Irish savers are also stuck with some of the lowest returns in the euro zone, and inflation doesn't look like changing these returns any time soon

“If they shove up interest rates too quickly, it will unwind all that good work,” says Benson.

But with inflation spiking, and interest rates remaining at zero, the coming year may present challenges for savers. Inflation is often described as the “silent thief” of wealth, and this might concern people with money sitting in the bank earning nothing.

For example, savings of €50,000 will be worth just €45,264.35 in real terms by 2031, based on an inflation rate of 1 per cent, or €41,017.41 if inflation averages 2 per cent a year.

Irish people have plenty of money in cash. Irish deposits rose to record levels over the past year, with some €131 billion currently on deposit. Money has also poured into prize bonds, with sales up by 37 per cent last year, and the value of the overall fund growing to €4.1 billion – its highest-ever level.

“Irish people are overweight in cash and property,” says Benson.

At the same time, Irish savers are also stuck with some of the lowest returns in the euro zone, and inflation doesn’t look like changing these returns any time soon.

Savers’ dilemma

Not only that, but some savers are already paying banks to hold their money; soon, more might. A few weeks ago, Bank of Ireland told its customers that, from August 6th, it is changing the terms and conditions on some current and deposit accounts to reflect that it can apply "negative interest rates as well as positive and zero interest rates to these accounts".

There is a benefit in keeping money in cash, as it is secure (up to €100,000 per institution) and liquid.

“So if I’m getting hit up with inflation, that’s the price I pay for that certainty,” says Benson.

“But it’s very different if that money is there because I haven’t found a better alternative, but really I have a five- to 10-year perspective on it.” In such circumstances, it’s “absolutely time” to start thinking about making your money work better, he advises.

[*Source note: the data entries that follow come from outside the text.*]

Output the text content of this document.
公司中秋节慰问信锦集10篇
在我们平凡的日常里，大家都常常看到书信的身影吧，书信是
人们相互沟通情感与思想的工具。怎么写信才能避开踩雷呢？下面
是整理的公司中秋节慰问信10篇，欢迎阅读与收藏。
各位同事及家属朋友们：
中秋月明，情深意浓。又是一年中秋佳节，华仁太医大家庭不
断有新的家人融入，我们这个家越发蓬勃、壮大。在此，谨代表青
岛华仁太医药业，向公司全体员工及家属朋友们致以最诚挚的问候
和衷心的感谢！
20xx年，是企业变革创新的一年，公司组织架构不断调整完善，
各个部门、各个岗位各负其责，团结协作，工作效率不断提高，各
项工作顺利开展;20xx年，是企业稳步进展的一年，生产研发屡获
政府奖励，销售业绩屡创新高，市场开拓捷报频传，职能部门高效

The inflationary/low interest rate environment may be most challenging for those coming close to retirement, who may see their savings transitioned into low-risk cash.

As Benson notes, these impending retirees may feel the pinch if their cost of living rises while their investments return little.

From an equities perspective, what’s driving inflation is important. As Benson notes, inflation at present seems to be driven by increased economic activity. “And if that’s what’s driving inflation, that’s absolutely a good environment for share prices to be growing,” he says.

Having said that, equities are a long way into a bull run, and activity and prices have been more volatile recently, particularly in US stocks.